Aquela menina nunca tinha experimentado uma sensação tão poderosa. Tão potente e, ao mesmo tempo, tão libertadora. Com sete anos de idade, o impulso irrefreável de rir, chorar e dançar a mesmo tempo a apavorava tanto quanto a fascinava. Tudo por causa de uma música.
Em 2009 voltei de fato a estudar. Fiz a viagem de lua-de-mel sonhada havia anos, e cortei meu cabelo curto tantas vezes quanto desejei que eles ficassem logo longos. Presenciei a chegada de um milagre à vida de uma amiga querida, e dei as boas-vindas a meus primeiros cabelos brancos. No ano da minha volta de saturno, perdi a razão da minha vida e simplesmente me deixei esvaziar.
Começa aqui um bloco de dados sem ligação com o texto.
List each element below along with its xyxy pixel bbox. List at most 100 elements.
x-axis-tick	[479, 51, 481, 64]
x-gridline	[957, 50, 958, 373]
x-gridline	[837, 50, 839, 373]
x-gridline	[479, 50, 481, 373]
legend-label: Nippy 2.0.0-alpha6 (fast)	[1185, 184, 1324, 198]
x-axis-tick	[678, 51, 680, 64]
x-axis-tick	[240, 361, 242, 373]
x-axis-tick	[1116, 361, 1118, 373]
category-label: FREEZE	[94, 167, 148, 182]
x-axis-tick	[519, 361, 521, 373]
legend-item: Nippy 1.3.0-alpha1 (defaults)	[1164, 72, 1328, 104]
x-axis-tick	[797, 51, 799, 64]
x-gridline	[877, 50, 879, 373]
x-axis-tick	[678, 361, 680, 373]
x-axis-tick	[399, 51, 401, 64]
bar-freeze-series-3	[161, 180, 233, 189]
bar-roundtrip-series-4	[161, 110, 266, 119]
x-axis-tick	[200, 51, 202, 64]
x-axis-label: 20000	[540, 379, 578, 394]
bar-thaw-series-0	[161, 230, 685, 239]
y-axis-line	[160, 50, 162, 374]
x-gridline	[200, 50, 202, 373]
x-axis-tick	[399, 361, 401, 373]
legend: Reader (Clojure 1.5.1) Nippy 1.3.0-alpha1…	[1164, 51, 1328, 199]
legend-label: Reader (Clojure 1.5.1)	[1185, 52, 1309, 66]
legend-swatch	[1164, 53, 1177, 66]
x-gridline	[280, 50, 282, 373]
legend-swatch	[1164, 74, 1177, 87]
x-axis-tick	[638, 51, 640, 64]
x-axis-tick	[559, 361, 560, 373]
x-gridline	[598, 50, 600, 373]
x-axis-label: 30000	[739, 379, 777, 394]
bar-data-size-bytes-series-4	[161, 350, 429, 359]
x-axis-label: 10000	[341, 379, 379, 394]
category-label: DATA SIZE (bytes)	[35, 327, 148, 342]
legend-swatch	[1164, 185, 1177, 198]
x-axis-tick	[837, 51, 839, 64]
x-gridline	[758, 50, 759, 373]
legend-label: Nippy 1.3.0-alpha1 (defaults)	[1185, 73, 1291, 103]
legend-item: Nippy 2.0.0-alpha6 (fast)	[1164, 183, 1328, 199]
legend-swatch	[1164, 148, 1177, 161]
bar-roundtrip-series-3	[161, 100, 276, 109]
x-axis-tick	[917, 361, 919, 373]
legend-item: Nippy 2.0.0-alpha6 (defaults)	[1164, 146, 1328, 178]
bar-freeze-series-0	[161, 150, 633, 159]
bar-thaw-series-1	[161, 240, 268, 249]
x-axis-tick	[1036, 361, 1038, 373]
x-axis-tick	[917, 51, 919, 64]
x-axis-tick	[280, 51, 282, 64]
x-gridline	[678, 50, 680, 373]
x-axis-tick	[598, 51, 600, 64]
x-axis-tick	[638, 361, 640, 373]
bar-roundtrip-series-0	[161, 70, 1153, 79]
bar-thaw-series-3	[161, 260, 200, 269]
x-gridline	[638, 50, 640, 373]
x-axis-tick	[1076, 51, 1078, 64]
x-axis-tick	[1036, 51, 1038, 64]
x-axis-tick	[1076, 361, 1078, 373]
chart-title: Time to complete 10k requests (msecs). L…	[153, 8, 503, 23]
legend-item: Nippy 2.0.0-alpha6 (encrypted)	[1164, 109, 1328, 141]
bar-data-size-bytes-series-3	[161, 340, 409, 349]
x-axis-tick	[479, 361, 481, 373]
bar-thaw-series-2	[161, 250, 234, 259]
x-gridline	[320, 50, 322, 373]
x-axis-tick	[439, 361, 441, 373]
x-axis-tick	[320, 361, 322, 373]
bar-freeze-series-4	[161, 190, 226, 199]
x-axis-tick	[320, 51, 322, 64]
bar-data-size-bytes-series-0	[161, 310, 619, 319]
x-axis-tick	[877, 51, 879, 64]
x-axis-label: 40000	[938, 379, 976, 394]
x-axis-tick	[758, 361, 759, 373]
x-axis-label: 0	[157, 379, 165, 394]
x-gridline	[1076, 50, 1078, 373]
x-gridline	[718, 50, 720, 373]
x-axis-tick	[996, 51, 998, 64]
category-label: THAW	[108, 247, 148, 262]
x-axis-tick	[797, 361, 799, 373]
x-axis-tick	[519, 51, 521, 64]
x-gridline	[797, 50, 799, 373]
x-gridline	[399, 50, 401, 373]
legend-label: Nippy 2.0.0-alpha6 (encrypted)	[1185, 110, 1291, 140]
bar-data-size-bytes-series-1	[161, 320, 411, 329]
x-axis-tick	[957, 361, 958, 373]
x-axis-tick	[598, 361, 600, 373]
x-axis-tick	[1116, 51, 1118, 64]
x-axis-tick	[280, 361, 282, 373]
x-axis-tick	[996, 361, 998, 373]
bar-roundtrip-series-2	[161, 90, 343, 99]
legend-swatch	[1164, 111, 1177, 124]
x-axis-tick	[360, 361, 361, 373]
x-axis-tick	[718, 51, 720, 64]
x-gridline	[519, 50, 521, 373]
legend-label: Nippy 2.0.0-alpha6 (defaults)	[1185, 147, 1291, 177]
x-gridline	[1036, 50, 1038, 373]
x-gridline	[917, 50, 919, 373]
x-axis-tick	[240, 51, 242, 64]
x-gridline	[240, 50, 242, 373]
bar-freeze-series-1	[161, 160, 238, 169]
Então qual a surpresa quando, nos últimos suspiros do ano, percebi ter recomeçado a construir minha alma, tijolo por tijolo, justamente com o estofo do qual originalmente eu era feita?
Quando eu era criança, um vinil com capa preta e branca me apresentou ao mundo fantástico dos Beatles. O album era With The Beatles, e minha música preferida era Hold me Tight. A melodia contagiante e o ritmo das palmas sempre pareceram um mantra para mim, impelindo-me a outros estágios de consciência. Da mesma forma como It won't be long me traz a recordação onírica de uma longa viagem de ônibus pela cidade, num dia de chuva intensa. Uma alameda ladeada por altas árvores, evocando libertação e familiaridade. Basta dizer que aos nove anos eu economizava dinheiro com o único fim de comprar mais vinis dos meus amados cabeludos.
É com eles que vou passar a virada do ano -- me reconstruindo, segundo após segundo, com a energia fantástica que emana de cada uma de suas obras. Refazendo a base de minha personalidade para encarar novamente em alguns dias o mundo que me aguarda --- o mundo que não parou enquanto eu morria, nem está interessado em conhecer minha dor.
Espero estar suficientemente preparada.
Que 2010 seja o ano da (re)descoberta. Sejamos felizes e infelizes, mas sejamos nós mesmos -- plenamente conscientes & true to ourselves.
"Sei que meu olhar deve ser o de uma pessoa primitiva que se entrega toda ao mundo, primitiva como os deuses que só admitem vastamente o bem e o mal e não querem conhecer o bem enovelado como em cabelos no mal, mal que é o bom."
Clarice Lispector, Água Viva (1973).